Madam Speaker, I may surprise my colleagues in the House in that I am going to give credit to the federal Liberals. They have the capability to play the national media outflow of information in a way that is admirable. They changed their minds, and our leader has already gone through a litany of their flip-flops. The federal Liberals have damaged Canada's reputation in terms of flipping and flopping on this. Then when the Canadian Alliance came out with a motion of support for the allies, not only did the Liberals rush to put out one of their own but look at how they marvellously controlled the flow of that for three or four days in the media. I am giving them credit. I am not complaining. For three or four days, they made it appear as if they were the ones taking the lead on this issue.
It is political gerrymandering to the extreme in terms of how they have set the boundaries of debate on this. The Prime Minister said, or I think he said today, that the Liberals do not support regime change.

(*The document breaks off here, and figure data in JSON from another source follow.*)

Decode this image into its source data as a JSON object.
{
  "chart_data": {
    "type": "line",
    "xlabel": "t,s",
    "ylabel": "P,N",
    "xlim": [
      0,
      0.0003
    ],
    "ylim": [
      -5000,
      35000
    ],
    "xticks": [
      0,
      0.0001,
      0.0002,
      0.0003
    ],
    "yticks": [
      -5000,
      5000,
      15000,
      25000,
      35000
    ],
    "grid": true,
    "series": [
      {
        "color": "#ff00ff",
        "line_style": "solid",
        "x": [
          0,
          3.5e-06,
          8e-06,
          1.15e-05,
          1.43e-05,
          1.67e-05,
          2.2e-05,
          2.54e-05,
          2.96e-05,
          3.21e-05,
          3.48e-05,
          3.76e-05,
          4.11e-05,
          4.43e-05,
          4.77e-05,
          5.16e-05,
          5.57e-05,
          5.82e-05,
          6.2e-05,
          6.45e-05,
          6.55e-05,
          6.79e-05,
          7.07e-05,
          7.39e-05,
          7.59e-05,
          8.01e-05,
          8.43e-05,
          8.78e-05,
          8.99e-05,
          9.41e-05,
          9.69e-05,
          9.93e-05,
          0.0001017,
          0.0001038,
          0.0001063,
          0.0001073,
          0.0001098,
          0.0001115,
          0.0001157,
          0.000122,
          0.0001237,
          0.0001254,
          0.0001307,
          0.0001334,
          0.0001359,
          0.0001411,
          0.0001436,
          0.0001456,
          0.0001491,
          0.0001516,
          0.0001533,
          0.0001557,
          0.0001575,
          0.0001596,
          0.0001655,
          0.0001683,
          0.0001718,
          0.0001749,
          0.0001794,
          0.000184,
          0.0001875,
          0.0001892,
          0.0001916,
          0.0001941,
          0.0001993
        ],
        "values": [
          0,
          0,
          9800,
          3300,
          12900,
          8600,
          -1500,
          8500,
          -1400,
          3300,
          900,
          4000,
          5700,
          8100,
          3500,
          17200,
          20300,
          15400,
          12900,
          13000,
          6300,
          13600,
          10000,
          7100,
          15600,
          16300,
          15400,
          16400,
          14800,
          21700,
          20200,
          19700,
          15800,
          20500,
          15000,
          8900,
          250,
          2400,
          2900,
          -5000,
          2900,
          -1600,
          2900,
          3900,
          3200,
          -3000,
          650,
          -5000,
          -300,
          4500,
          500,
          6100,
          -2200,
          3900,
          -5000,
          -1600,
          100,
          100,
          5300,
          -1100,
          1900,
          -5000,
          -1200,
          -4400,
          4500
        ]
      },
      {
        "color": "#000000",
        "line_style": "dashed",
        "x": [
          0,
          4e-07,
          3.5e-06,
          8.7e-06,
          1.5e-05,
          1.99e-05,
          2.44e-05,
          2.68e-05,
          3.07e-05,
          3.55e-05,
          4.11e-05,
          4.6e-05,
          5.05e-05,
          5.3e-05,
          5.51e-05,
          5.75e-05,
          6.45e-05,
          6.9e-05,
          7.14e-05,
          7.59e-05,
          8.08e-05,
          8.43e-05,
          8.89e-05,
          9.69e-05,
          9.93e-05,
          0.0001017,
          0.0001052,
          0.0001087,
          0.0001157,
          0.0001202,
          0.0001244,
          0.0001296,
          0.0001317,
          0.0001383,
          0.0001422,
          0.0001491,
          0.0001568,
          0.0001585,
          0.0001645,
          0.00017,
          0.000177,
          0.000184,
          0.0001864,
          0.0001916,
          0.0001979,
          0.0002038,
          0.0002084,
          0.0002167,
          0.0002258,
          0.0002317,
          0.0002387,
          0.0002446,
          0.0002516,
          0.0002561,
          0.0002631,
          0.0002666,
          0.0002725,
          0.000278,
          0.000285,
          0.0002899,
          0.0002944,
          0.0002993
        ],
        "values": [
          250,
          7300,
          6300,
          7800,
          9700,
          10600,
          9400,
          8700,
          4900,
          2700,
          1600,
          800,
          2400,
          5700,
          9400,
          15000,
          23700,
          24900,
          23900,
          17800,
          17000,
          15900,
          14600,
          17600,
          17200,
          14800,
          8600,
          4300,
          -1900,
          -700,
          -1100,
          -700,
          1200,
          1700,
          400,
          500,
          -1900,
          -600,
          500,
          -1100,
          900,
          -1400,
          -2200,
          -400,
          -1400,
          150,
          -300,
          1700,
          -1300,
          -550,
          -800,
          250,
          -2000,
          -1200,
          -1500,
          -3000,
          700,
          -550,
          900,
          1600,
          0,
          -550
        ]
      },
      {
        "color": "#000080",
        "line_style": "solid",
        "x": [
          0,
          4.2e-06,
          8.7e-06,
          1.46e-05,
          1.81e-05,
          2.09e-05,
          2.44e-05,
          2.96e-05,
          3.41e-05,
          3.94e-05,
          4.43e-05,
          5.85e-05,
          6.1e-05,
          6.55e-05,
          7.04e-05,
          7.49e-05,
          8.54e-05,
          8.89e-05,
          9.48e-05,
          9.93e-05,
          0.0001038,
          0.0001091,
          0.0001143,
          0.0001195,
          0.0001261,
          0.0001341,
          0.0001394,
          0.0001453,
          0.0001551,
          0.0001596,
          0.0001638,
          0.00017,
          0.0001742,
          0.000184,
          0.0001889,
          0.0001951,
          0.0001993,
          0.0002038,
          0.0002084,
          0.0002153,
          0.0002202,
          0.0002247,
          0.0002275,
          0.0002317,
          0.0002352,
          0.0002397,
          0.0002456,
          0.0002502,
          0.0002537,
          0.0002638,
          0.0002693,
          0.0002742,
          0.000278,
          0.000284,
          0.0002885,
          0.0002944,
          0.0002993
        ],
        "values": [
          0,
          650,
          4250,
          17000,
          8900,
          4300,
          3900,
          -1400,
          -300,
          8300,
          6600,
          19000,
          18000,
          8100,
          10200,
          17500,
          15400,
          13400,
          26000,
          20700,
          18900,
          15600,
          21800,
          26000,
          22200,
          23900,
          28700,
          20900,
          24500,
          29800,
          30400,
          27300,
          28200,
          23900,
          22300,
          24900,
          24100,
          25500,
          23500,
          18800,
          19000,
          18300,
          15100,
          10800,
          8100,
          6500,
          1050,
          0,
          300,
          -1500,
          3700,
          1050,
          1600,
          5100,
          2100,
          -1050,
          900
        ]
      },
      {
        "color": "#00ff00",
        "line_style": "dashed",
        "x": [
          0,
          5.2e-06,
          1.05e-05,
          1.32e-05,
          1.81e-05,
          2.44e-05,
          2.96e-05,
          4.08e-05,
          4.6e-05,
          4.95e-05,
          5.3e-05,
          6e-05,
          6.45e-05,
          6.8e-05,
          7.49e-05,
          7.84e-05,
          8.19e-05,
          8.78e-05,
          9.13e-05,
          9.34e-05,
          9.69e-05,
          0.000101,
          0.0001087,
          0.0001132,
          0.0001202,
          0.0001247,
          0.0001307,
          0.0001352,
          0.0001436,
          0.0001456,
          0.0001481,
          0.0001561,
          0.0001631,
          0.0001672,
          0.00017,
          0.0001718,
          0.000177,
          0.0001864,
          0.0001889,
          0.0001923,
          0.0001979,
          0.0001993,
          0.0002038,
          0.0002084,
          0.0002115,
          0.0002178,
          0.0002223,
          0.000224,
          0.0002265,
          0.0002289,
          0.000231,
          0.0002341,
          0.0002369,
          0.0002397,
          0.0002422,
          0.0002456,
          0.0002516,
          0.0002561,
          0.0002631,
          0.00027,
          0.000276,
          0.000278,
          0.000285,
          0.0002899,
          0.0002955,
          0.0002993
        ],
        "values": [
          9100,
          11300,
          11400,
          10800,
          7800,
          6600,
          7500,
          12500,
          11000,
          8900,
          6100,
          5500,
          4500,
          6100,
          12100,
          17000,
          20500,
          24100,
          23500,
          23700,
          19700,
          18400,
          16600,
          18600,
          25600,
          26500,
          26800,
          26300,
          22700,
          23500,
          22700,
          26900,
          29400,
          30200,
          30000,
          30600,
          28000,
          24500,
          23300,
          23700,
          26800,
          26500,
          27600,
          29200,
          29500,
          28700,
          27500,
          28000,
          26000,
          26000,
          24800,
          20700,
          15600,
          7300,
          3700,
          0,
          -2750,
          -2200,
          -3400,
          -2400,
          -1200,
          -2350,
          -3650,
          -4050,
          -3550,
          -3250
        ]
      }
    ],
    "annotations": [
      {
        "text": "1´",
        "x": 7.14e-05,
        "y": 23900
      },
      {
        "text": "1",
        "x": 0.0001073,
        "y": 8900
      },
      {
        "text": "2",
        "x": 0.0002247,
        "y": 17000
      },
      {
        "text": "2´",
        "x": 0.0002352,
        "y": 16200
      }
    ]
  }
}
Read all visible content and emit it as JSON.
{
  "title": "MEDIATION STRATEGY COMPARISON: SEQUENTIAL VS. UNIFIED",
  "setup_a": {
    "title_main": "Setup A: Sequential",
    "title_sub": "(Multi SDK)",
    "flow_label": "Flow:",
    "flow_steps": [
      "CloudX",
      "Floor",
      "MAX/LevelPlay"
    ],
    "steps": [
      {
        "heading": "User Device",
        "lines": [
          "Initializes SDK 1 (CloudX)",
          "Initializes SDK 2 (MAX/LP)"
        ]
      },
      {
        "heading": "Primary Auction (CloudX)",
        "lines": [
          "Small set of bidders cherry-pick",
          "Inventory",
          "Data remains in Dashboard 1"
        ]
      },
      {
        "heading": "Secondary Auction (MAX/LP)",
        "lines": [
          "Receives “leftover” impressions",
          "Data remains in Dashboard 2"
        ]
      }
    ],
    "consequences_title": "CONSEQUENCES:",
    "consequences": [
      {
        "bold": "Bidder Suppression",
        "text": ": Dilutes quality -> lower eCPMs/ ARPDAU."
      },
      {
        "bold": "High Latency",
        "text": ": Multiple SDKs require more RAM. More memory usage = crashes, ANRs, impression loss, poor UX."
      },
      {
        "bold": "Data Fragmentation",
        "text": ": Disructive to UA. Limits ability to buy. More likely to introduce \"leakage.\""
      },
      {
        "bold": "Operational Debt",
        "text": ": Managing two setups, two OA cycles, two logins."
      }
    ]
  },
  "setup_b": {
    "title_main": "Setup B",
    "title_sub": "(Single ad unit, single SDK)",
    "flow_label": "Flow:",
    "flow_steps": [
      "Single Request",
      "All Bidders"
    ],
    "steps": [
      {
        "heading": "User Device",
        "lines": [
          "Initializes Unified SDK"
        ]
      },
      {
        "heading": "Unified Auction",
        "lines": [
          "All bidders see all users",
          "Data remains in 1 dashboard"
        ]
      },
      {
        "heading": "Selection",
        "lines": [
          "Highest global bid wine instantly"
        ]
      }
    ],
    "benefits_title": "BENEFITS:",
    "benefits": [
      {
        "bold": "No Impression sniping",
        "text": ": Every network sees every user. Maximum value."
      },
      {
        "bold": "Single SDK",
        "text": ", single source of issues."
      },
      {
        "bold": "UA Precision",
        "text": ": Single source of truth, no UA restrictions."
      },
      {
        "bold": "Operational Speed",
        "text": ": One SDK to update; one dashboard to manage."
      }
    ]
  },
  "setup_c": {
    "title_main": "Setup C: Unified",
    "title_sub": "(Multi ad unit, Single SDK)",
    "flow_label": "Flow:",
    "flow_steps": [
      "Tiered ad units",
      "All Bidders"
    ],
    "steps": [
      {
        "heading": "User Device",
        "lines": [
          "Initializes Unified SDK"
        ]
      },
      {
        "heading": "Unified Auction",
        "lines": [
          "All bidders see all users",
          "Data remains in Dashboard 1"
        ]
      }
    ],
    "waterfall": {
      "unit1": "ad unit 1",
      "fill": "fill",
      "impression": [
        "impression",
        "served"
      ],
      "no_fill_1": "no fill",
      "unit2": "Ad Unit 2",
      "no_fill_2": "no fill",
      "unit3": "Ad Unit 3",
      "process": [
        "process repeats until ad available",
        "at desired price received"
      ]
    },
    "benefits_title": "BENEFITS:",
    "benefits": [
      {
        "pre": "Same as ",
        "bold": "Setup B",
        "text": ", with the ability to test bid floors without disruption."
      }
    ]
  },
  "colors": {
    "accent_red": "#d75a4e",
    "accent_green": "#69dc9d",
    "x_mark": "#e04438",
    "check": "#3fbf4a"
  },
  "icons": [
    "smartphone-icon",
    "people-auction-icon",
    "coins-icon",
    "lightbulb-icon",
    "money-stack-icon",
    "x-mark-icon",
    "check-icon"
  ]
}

I am just reading their own motion here and they say that their hope is that the U.S.-led coalition accomplishes its mission. The mission of the allies is regime change. That is in the motion. However, the Prime Minister stood again and said he does not believe in regime change.
I will close by saying he also insulted many Canadians who have raised real concerns about the position. We believe in freedom of speech, and Canadians take different views on this. However he labelled Canadians who have raised concerns about this fearmongers. He tells them to be quiet, that they are a bunch of scaremongers. However to date he has still said nothing publicly to his Liberal MPs who have used horrendous language in terms of launching their verbal insults and verbal missiles at our neighbours in a time of war.